Russian cosmonaut (born 1956)

Sergey Aleksandrovich Zhukov (Сергей Александрович Жуков; born 9 September 1956 in Dzhezkazgan, Kazakh SSR, USSR, now Jezkazgan, Kazakhstan) is a retired Russian cosmonaut first selected in 2003. He retired from the cosmonaut corps before completing any spaceflights.

==Biography==
Zhukov graduated from the Bauman Moscow State Technical University in 1979 with a degree in mechanical engineering, specializing in nuclear power. In 1986, Zhukov obtained his Ph.D. from Bauman University after completing his dissertation on nuclear reactors. He has served on the board of trustees at Bauman and has over 100 scholarly publications.

In 1993, Zhukov worked with Aviation Week & Space Technology in the United States and subsequently pursued and obtained a degree in appraising intellectual property from the International Academy of Appraisal and Consulting in 2001.

After receiving his doctorate, Zhukov worked as a junior engineer at the Bauman Institute and also worked in journalism. He has held multiple positions working in the area of cosmonautics since 1991, and has served as a professor at the Bauman Institute since 1986. He has been a guest lecturer at multiple institutions, including the University of Alabama in Huntsville.
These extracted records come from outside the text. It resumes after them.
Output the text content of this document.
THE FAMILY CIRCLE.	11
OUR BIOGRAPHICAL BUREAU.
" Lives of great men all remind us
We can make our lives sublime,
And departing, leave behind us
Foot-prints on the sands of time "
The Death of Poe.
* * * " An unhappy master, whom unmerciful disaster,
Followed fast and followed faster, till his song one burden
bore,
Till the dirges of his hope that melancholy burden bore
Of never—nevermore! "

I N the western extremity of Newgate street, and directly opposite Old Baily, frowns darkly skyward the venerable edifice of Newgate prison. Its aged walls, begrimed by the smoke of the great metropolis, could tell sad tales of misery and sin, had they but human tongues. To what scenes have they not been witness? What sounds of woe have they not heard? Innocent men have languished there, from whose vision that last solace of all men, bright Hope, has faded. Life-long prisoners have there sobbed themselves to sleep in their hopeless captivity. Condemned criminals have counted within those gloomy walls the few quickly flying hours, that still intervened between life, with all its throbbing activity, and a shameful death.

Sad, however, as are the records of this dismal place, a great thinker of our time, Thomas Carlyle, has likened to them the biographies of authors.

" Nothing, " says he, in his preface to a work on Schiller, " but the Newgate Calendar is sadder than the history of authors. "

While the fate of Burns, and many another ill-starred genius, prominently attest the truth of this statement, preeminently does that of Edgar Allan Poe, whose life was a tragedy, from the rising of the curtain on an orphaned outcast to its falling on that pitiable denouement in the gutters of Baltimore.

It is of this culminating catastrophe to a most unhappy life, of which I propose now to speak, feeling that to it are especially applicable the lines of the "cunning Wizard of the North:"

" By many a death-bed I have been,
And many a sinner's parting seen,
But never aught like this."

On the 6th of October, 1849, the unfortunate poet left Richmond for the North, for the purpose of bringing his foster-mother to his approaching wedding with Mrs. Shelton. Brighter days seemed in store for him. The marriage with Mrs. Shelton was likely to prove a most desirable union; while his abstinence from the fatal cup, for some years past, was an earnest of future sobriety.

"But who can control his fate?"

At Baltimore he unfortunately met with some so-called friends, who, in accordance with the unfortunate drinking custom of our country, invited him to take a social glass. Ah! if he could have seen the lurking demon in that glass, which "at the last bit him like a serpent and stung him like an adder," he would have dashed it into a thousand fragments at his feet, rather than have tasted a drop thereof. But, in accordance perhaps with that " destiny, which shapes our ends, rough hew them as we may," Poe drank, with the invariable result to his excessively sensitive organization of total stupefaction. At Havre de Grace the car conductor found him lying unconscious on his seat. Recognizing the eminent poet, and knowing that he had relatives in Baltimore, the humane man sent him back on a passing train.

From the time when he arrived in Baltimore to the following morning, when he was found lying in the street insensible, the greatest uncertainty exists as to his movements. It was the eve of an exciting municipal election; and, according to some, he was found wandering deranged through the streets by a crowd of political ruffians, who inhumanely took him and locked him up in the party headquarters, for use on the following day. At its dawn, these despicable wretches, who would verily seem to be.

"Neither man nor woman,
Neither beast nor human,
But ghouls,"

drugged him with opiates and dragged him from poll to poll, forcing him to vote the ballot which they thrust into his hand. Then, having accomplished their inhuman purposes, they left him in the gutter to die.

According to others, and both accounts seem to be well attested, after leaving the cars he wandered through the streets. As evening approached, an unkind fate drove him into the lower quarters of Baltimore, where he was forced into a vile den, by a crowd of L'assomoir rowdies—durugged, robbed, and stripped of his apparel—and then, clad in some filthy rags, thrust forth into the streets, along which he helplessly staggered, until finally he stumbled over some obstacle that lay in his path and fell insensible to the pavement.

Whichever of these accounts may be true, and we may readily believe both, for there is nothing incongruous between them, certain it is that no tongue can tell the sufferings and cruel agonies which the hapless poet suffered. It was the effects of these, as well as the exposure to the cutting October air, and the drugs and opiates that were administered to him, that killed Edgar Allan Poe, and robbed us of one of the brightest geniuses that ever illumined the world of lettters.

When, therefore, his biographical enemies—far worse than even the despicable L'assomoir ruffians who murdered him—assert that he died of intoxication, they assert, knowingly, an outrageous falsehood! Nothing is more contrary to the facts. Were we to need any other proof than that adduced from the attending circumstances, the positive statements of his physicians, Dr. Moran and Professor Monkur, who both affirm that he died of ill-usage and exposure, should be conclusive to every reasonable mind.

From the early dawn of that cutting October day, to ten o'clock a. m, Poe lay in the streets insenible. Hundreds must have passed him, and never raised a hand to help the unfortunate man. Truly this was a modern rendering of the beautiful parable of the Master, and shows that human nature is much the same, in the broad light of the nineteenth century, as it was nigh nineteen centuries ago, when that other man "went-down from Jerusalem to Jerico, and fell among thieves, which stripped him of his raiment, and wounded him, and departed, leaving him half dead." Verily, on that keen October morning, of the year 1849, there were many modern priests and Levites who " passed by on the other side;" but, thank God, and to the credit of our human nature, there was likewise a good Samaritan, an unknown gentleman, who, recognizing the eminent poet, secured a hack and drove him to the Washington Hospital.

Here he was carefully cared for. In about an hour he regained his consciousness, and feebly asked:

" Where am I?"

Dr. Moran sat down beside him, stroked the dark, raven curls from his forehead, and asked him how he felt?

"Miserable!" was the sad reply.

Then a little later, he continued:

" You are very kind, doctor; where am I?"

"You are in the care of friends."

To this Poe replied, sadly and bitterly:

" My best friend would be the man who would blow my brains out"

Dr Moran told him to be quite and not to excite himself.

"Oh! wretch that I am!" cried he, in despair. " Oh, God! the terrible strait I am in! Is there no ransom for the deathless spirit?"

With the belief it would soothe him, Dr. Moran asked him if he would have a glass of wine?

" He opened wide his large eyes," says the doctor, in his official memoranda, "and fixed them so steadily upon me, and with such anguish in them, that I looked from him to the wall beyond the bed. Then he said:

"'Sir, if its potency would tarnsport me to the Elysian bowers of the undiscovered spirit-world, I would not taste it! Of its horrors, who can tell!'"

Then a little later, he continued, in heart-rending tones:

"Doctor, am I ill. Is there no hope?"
He was also the head of the Moscow Space Club in 2006.

Zhukov was expected to join the cosmonaut selection of 1989; however, he was disqualified due to traces of Hepatitis B in his bloodstream. He was selected in the TsPK-13 cosmonaut selection group on 29 May 2003, and was named a test cosmonaut on 5 July 2005. Zhukov had not been selected to fly to the International Space Station at the time he announced his retirement from the cosmonaut corps on 29 April 2011.

On 4 May 2011, concurrent with his retirement from the cosmonaut corps, Zhukov began working as the executive director of the Skolkovo Foundation, which is dedicated to telecommunications and navigation systems of spacecraft.